He composed over twenty works for orchestra, string quartet, solo piano, voice and piano, chorus, and guitar. While his compositions are significant in the context of the 1920s Spanish musical avant-garde, today his critical writings are deemed of greater importance. He is most known for his insightful commentary and analysis in his eighteen years as music critic (1918-1936) for the Madrid daily El Sol.

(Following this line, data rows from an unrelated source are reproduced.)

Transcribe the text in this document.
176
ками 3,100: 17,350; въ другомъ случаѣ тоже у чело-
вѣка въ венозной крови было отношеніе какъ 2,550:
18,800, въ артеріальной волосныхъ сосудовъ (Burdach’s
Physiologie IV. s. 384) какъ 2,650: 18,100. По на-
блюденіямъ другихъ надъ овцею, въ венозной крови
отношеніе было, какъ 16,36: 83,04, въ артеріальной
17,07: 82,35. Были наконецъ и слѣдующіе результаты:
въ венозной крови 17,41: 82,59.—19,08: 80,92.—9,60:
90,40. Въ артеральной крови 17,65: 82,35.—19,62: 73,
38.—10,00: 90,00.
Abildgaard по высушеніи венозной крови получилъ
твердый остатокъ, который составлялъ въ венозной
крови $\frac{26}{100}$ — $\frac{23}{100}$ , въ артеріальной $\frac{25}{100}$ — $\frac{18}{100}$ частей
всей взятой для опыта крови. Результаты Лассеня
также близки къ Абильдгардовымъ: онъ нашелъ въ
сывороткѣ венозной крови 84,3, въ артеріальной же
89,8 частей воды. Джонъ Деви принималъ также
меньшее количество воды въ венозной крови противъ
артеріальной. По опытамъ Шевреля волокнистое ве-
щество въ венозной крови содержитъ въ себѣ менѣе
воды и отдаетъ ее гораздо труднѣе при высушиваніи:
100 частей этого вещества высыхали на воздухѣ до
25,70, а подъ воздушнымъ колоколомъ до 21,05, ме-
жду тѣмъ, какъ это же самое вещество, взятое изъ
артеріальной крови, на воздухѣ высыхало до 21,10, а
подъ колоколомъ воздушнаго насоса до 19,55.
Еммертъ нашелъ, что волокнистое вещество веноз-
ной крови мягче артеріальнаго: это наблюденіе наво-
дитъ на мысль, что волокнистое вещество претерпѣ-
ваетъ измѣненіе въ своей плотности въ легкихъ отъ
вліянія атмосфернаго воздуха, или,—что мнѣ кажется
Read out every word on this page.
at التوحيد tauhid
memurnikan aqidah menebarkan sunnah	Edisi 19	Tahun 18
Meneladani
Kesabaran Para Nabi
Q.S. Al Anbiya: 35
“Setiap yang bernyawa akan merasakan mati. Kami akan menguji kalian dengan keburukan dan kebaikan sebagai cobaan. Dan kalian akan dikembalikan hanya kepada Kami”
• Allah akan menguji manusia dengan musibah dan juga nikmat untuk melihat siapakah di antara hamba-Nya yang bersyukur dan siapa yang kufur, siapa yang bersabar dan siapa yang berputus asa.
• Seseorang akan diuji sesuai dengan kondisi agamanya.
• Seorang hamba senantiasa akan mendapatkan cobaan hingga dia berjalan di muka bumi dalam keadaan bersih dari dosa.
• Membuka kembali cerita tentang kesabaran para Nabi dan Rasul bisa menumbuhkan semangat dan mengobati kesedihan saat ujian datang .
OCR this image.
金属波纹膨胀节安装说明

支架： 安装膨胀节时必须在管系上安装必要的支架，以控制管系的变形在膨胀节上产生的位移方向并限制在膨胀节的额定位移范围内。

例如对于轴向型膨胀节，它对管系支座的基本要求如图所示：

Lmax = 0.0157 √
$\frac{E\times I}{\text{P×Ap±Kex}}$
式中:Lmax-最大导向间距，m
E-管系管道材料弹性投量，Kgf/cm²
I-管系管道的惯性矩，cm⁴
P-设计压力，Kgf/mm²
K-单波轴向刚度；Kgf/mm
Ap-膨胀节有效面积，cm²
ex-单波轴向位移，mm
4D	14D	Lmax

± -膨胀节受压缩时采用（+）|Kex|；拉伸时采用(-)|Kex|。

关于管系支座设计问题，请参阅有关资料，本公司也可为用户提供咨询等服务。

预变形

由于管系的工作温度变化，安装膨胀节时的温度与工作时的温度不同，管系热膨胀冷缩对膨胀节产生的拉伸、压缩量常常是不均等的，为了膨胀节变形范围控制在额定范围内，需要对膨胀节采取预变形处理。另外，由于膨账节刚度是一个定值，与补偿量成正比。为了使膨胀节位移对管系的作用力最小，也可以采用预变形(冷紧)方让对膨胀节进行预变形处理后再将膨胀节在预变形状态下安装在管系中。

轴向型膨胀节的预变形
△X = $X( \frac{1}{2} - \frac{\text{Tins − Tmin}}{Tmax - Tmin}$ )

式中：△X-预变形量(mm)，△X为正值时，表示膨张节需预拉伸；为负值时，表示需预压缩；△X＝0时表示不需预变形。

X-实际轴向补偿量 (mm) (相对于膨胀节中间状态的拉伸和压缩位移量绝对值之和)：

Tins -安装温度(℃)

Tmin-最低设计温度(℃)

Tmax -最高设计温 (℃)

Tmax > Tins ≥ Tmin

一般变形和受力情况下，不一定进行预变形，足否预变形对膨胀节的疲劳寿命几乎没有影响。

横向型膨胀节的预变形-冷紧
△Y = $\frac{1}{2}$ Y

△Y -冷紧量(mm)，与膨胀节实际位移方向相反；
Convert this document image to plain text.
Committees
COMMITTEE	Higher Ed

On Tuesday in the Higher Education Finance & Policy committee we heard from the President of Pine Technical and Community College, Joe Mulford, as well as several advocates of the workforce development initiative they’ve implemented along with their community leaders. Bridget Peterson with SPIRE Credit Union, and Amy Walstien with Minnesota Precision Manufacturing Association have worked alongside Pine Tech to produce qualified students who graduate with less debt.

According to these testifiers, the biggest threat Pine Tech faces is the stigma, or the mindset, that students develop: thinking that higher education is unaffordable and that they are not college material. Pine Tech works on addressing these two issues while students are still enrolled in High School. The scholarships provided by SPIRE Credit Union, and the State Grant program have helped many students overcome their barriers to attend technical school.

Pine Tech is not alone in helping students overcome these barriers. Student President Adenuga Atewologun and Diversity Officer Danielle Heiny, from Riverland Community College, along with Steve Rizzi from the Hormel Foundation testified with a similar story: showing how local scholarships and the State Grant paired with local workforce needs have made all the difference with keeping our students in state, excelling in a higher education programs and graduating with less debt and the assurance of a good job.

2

Salazar was born in Madrid. He attended Madrid University, first studying history but then switching to music. He was co-director of the Revista Musical Hispano-Americana (1914-1918) with Rogelio Villar. He studied composition with Bartolomé Pérez Casas, and is said to have studied with Maurice Ravel, though little documentary evidence exists. In 1915, along with Manuel de Falla and M. Salvador y Carreras, he founded the Sociedad Nacional de Música, serving as secretary until 1922. In the late 1920s, he turned his attention from composing to devote himself to music criticism. In his columns for El Sol between 1918 and 1936, he both reviews concerts and discusses trends in the Spanish public's reception of classical music. His activities as critic and historian intermingle, though the second became more important over the years and is a consequence of the first. Salazar corresponded with many of the leading intellectuals and composers of his time, including José Ortega y Gasset, as well as members of the Grupo de los Ocho including Jesús Bay y Gay, Ernesto and Rodolfo Halffter, and Salvador Barcarisse. In 1932, he attended the International Congress of Arab Music in Egypt.